In the intricate landscape of the climate crisis, discussions on climate finance often appear as a touchy subject, yet the starkly unequal climate impacts faced by global south countries challenge this perception. Despite the urgency, the commitment made by developed countries in the 2015 Paris Climate Change Conference to provide $100 billion annually by 2020 remains unfulfilled.

While the funds are ostensibly available, the disbursement process is ensnared in a perpetual conundrum, entangled with controversies and political ideologies. Meanwhile, the repercussions for African women are glaring—devastating floods in Algeria, droughts in Ethiopia, Somalia, and Kenya, and an unsettling pattern of climatic challenges.

Against this backdrop, African feminists and climate justice activists express deep concern over the sluggish response from the global north, which continues to bolster its prosperity through the consumption of fossil fuels. Dr. Melania Chiponda, a prominent figure in climate and gender justice space and a key advisor at the African Women’s Development and Communications Network (FEMNET), emphasized the necessity for climate finance that confronts existing oppressive power relations.

According to Dr. Chiponda, the climate burdens borne by Africa are a result of human-induced impacts orchestrated by the global north. Recognizing the disproportionate effects on women and girls, she advocates for a gender-inclusive climate finance plan. Idongest Umo, a feminist and gender equality activist from Nigeria, underscores the historical context of colonialism and unequal power dynamics in global climate finance institutions, asserting the need for a gender-inclusive climate finance fund in Africa.

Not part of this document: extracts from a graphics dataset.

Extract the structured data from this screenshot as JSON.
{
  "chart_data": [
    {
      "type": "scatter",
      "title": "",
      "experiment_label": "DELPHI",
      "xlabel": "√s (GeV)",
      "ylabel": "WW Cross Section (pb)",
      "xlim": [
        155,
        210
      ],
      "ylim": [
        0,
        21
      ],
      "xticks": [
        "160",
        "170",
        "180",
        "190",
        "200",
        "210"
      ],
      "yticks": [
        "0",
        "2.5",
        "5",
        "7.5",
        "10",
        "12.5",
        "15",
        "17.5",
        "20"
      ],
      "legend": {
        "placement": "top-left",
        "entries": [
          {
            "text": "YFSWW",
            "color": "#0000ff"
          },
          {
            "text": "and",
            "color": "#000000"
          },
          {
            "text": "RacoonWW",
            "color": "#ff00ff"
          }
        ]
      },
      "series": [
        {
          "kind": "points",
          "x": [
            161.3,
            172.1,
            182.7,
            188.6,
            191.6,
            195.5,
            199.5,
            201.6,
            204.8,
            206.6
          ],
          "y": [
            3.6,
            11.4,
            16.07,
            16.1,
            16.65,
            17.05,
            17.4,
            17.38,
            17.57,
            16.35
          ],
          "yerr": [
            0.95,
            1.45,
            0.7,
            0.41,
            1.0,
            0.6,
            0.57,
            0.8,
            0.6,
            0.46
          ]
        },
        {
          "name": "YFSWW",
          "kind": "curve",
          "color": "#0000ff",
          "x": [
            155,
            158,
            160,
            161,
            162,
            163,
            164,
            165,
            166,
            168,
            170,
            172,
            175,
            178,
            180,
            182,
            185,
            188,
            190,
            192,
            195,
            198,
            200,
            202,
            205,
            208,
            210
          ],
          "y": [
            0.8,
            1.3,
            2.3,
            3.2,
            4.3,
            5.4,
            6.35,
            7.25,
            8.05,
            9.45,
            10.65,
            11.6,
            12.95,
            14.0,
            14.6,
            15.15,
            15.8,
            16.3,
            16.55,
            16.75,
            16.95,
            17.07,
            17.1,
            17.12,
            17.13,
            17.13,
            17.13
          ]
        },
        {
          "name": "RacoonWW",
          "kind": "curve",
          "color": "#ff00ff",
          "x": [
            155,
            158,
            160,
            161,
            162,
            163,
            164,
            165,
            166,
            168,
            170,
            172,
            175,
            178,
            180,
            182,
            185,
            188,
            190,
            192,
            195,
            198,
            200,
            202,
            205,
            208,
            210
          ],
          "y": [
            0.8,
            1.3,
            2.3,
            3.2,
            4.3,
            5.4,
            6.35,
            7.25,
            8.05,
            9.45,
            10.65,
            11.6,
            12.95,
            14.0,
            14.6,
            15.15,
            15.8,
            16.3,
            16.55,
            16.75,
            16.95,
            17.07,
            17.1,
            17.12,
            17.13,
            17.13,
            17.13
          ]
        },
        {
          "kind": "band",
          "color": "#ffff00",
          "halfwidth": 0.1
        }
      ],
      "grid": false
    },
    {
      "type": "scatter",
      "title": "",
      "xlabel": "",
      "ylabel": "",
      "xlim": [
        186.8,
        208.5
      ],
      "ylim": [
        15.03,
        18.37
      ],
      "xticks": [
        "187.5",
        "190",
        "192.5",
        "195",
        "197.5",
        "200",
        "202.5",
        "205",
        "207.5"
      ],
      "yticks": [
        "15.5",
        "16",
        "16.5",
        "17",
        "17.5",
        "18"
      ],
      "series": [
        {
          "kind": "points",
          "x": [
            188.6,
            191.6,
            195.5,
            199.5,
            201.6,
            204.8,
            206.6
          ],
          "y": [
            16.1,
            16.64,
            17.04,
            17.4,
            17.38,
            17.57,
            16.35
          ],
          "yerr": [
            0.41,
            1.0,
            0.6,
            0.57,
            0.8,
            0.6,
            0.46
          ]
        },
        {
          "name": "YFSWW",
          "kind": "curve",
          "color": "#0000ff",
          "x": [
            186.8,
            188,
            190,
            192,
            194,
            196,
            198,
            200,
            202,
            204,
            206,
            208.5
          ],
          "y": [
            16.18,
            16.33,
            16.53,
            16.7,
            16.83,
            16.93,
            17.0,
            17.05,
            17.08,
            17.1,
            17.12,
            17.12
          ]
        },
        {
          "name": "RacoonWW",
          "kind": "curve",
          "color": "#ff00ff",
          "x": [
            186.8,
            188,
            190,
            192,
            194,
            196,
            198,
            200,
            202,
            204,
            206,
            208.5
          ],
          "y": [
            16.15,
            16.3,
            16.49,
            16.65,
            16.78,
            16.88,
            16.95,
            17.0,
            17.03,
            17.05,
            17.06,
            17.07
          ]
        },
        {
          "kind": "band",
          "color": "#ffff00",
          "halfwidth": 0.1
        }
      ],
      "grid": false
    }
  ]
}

Highlighting gender disparities in decision-making processes related to climate finance, Umo advocates for inclusive participation and decision-making. Kayiboni, a young African feminist from Mozambique, echoes this sentiment, emphasizing the importance of inclusive processes in climate financing decisions.

A study on Climate Risk Management, Policy, and Governance projects staggering losses of approximately $290 billion to $580 billion annually for developing countries in the global south, reaching over $1 trillion by 2050. The urgency of disbursing climate finance to these nations becomes evident, allowing them to adapt and mitigate the impacts of a changing climate.

The Paris Agreement of 2015 reaffirms the obligation of developed countries to lead in mobilizing resources for climate finance. However, as preparations for COP28 unfold, the realization of this moral duty remains a perplexing political puzzle.